The health secretary is, of course, notorious for his disconnect with the industry. Right at the start of the pandemic he told the audience of BBC’s Question Time the government was working hand in glove with retailers to prevent food shortages.

“Crucially, we are working with the supermarkets to make sure that, if people are self-isolating, then we will be able to get the food and supplies that they need,” he said, only for it to emerge that no such talks had taken place. 

Now several of the government top team fighting the crisis seem to be trying to scare the public away from food retailers, either deliberately or otherwise.

Last month, vaccines minister Nadhim Zahawi warned supermarkets were a particular source for spread of the virus.

Within days, Johnson himself was warning shoppers they could contract the virus by touching supermarket produce, urging them to “only touch what they are going to buy”.

It’s perhaps testament to the lack of credibility behind any of these claims that the ill-advised words of our ministers have not caused the sort of panic-buying and stockpiling that threatened to cause major food shortages a year ago.

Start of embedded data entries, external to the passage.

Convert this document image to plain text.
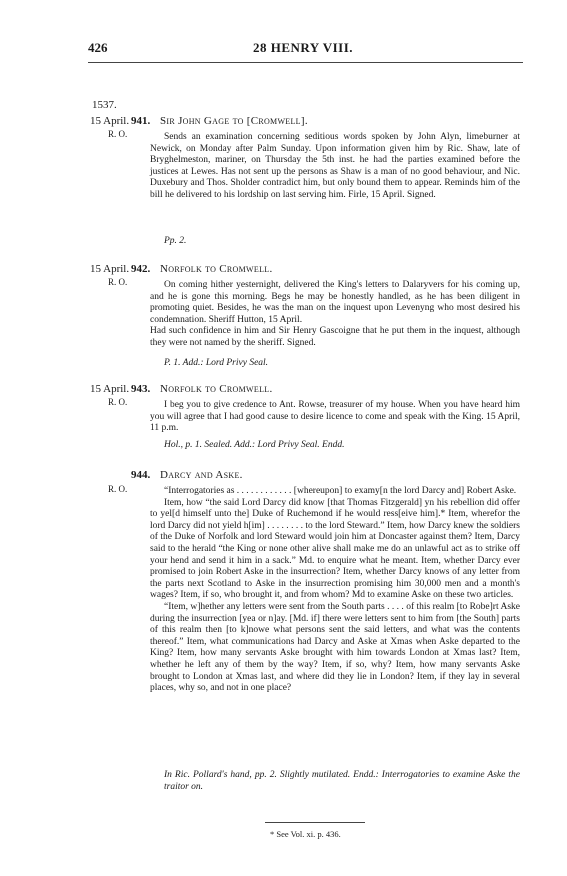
426	28 HENRY VIII.
1537.
15 April.
R. O.
941. Sir John Gage to [Cromwell].

Sends an examination concerning seditious words spoken by John Alyn, limeburner at Newick, on Monday after Palm Sunday. Upon information given him by Ric. Shaw, late of Bryghelmeston, mariner, on Thursday the 5th inst. he had the parties examined before the justices at Lewes. Has not sent up the persons as Shaw is a man of no good behaviour, and Nic. Duxebury and Thos. Sholder contradict him, but only bound them to appear. Reminds him of the bill he delivered to his lordship on last serving him. Firle, 15 April. Signed.

Pp. 2.
15 April.
R. O.
942. Norfolk to Cromwell.

On coming hither yesternight, delivered the King's letters to Dalaryvers for his coming up, and he is gone this morning. Begs he may be honestly handled, as he has been diligent in promoting quiet. Besides, he was the man on the inquest upon Levenyng who most desired his condemnation. Sheriff Hutton, 15 April.

Had such confidence in him and Sir Henry Gascoigne that he put them in the inquest, although they were not named by the sheriff. Signed.

P. 1. Add.: Lord Privy Seal.
15 April.
R. O.
943. Norfolk to Cromwell.

I beg you to give credence to Ant. Rowse, treasurer of my house. When you have heard him you will agree that I had good cause to desire licence to come and speak with the King. 15 April, 11 p.m.

Hol., p. 1. Sealed. Add.: Lord Privy Seal. Endd.
R. O.
944. Darcy and Aske.

“Interrogatories as . . . . . . . . . . . . [whereupon] to examy[n the lord Darcy and] Robert Aske.

Item, how “the said Lord Darcy did know [that Thomas Fitzgerald] yn his rebellion did offer to yel[d himself unto the] Duke of Ruchemond if he would ress[eive him].* Item, wherefor the lord Darcy did not yield h[im] . . . . . . . . to the lord Steward.” Item, how Darcy knew the soldiers of the Duke of Norfolk and lord Steward would join him at Doncaster against them? Item, Darcy said to the herald “the King or none other alive shall make me do an unlawful act as to strike off your hend and send it him in a sack.” Md. to enquire what he meant. Item, whether Darcy ever promised to join Robert Aske in the insurrection? Item, whether Darcy knows of any letter from the parts next Scotland to Aske in the insurrection promising him 30,000 men and a month's wages? Item, if so, who brought it, and from whom? Md to examine Aske on these two articles.

“Item, w]hether any letters were sent from the South parts . . . . of this realm [to Robe]rt Aske during the insurrection [yea or n]ay. [Md. if] there were letters sent to him from [the South] parts of this realm then [to k]nowe what persons sent the said letters, and what was the contents thereof.” Item, what communications had Darcy and Aske at Xmas when Aske departed to the King? Item, how many servants Aske brought with him towards London at Xmas last? Item, whether he left any of them by the way? Item, if so, why? Item, how many servants Aske brought to London at Xmas last, and where did they lie in London? Item, if they lay in several places, why so, and not in one place?

In Ric. Pollard's hand, pp. 2. Slightly mutilated. Endd.: Interrogatories to examine Aske the traitor on.
* See Vol. xi. p. 436.
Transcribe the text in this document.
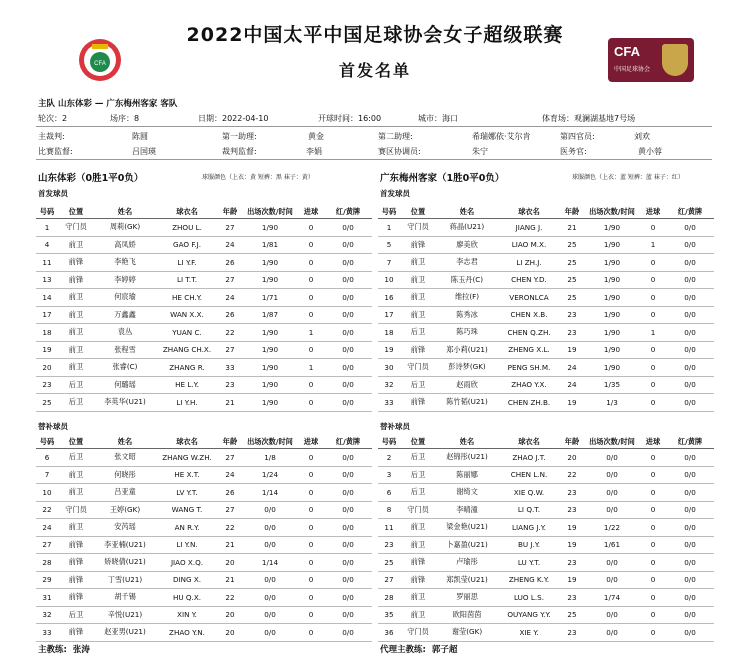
CFA
2022中国太平中国足球协会女子超级联赛
首发名单
CFA
中国足球协会
主队 山东体彩 — 广东梅州客家 客队
轮次：2	场序：8	日期：2022-04-10	开球时间：16:00	城市：海口	体育场：观澜湖基地7号场
主裁判:	陈圆	第一助理:	黄金	第二助理:	希瑞娜依·艾尔肯	第四官员:	刘欢
比赛监督:	吕国瑛	裁判监督:	李娟	赛区协调员:	朱宁	医务官:	黄小蓉
山东体彩（0胜1平0负）	球服颜色（上衣：黄 短裤：黑 袜子：黄）	广东梅州客家（1胜0平0负）	球服颜色（上衣：蓝 短裤：蓝 袜子：红）
首发球员	首发球员
号码	位置	姓名	球衣名	年龄	出场次数/时间	进球	红/黄牌
1	守门员	周莉(GK)	ZHOU L.	27	1/90	0	0/0
4	前卫	高凤娇	GAO F.J.	24	1/81	0	0/0
11	前锋	李艳飞	LI Y.F.	26	1/90	0	0/0
13	前锋	李婷婷	LI T.T.	27	1/90	0	0/0
14	前卫	何宸瑜	HE CH.Y.	24	1/71	0	0/0
17	前卫	万鑫鑫	WAN X.X.	26	1/87	0	0/0
18	前卫	袁丛	YUAN C.	22	1/90	1	0/0
19	前卫	张程雪	ZHANG CH.X.	27	1/90	0	0/0
20	前卫	张睿(C)	ZHANG R.	33	1/90	1	0/0
23	后卫	何璐瑶	HE L.Y.	23	1/90	0	0/0
25	后卫	李英华(U21)	LI Y.H.	21	1/90	0	0/0
号码	位置	姓名	球衣名	年龄	出场次数/时间	进球	红/黄牌
1	守门员	蒋晶(U21)	JIANG J.	21	1/90	0	0/0
5	前锋	廖美欣	LIAO M.X.	25	1/90	1	0/0
7	前卫	李志君	LI ZH.J.	25	1/90	0	0/0
10	前卫	陈玉丹(C)	CHEN Y.D.	25	1/90	0	0/0
16	前卫	维拉(F)	VERONLCA	25	1/90	0	0/0
17	前卫	陈秀冰	CHEN X.B.	23	1/90	0	0/0
18	后卫	陈巧珠	CHEN Q.ZH.	23	1/90	1	0/0
19	前锋	郑小莉(U21)	ZHENG X.L.	19	1/90	0	0/0
30	守门员	彭诗梦(GK)	PENG SH.M.	24	1/90	0	0/0
32	后卫	赵雨欣	ZHAO Y.X.	24	1/35	0	0/0
33	前锋	陈竹韬(U21)	CHEN ZH.B.	19	1/3	0	0/0
替补球员	替补球员
号码	位置	姓名	球衣名	年龄	出场次数/时间	进球	红/黄牌
6	后卫	张文昭	ZHANG W.ZH.	27	1/8	0	0/0
7	前卫	何晓彤	HE X.T.	24	1/24	0	0/0
10	前卫	吕亚童	LV Y.T.	26	1/14	0	0/0
22	守门员	王婷(GK)	WANG T.	27	0/0	0	0/0
24	前卫	安芮瑶	AN R.Y.	22	0/0	0	0/0
27	前锋	李亚楠(U21)	LI Y.N.	21	0/0	0	0/0
28	前锋	矫晓倩(U21)	JIAO X.Q.	20	1/14	0	0/0
29	前锋	丁雪(U21)	DING X.	21	0/0	0	0/0
31	前锋	胡千锡	HU Q.X.	22	0/0	0	0/0
32	后卫	辛悦(U21)	XIN Y.	20	0/0	0	0/0
33	前锋	赵亚男(U21)	ZHAO Y.N.	20	0/0	0	0/0
号码	位置	姓名	球衣名	年龄	出场次数/时间	进球	红/黄牌
2	后卫	赵锦彤(U21)	ZHAO J.T.	20	0/0	0	0/0
3	后卫	陈丽娜	CHEN L.N.	22	0/0	0	0/0
6	后卫	谢绮文	XIE Q.W.	23	0/0	0	0/0
8	守门员	李晴潼	LI Q.T.	23	0/0	0	0/0
11	前卫	梁金艳(U21)	LIANG J.Y.	19	1/22	0	0/0
23	前卫	卜嘉盈(U21)	BU J.Y.	19	1/61	0	0/0
25	前锋	卢瑜彤	LU Y.T.	23	0/0	0	0/0
27	前锋	郑凯莹(U21)	ZHENG K.Y.	19	0/0	0	0/0
28	前卫	罗丽思	LUO L.S.	23	1/74	0	0/0
35	前卫	欧阳茵茵	OUYANG Y.Y.	25	0/0	0	0/0
36	守门员	谢莹(GK)	XIE Y.	23	0/0	0	0/0
主教练: 张涛	代理主教练: 郭子超
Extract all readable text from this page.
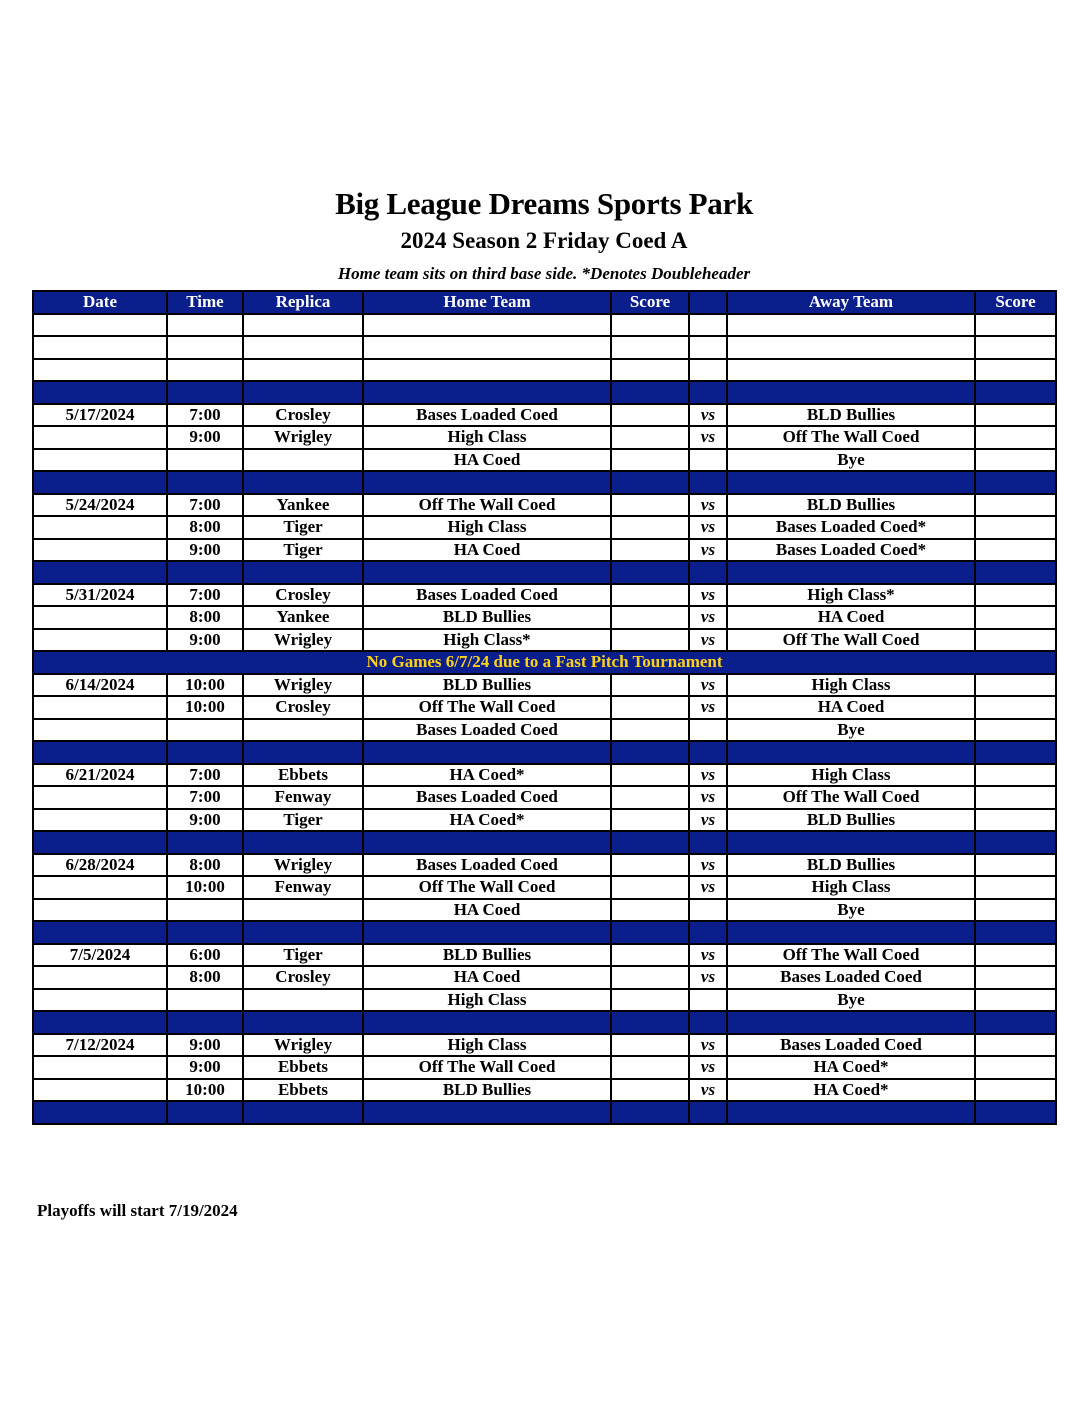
Big League Dreams Sports Park
2024 Season 2 Friday Coed A
Home team sits on third base side. *Denotes Doubleheader
Date	Time	Replica	Home Team	Score		Away Team	Score

5/17/2024	7:00	Crosley	Bases Loaded Coed		vs	BLD Bullies	
	9:00	Wrigley	High Class		vs	Off The Wall Coed	
			HA Coed			Bye	

5/24/2024	7:00	Yankee	Off The Wall Coed		vs	BLD Bullies	
	8:00	Tiger	High Class		vs	Bases Loaded Coed*	
	9:00	Tiger	HA Coed		vs	Bases Loaded Coed*	

5/31/2024	7:00	Crosley	Bases Loaded Coed		vs	High Class*	
	8:00	Yankee	BLD Bullies		vs	HA Coed	
	9:00	Wrigley	High Class*		vs	Off The Wall Coed	
No Games 6/7/24 due to a Fast Pitch Tournament							
6/14/2024	10:00	Wrigley	BLD Bullies		vs	High Class	
	10:00	Crosley	Off The Wall Coed		vs	HA Coed	
			Bases Loaded Coed			Bye	

6/21/2024	7:00	Ebbets	HA Coed*		vs	High Class	
	7:00	Fenway	Bases Loaded Coed		vs	Off The Wall Coed	
	9:00	Tiger	HA Coed*		vs	BLD Bullies	

6/28/2024	8:00	Wrigley	Bases Loaded Coed		vs	BLD Bullies	
	10:00	Fenway	Off The Wall Coed		vs	High Class	
			HA Coed			Bye	

7/5/2024	6:00	Tiger	BLD Bullies		vs	Off The Wall Coed	
	8:00	Crosley	HA Coed		vs	Bases Loaded Coed	
			High Class			Bye	

7/12/2024	9:00	Wrigley	High Class		vs	Bases Loaded Coed	
	9:00	Ebbets	Off The Wall Coed		vs	HA Coed*	
	10:00	Ebbets	BLD Bullies		vs	HA Coed*	

Playoffs will start 7/19/2024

But ministers must realise that when they in effect encourage the public to only shop online or stockpile products to avoid going to “dangerous” supermarkets, they are playing with fire.

Despite the huge expansion of online capacity in supermarkets, and the development of delivery services from the sectors forced to shut down, supermarkets would not be able to cope with demand if as few as one in five of their customers took Hancock’s advice and shopped online only. Let alone if everyone stays home and orders online.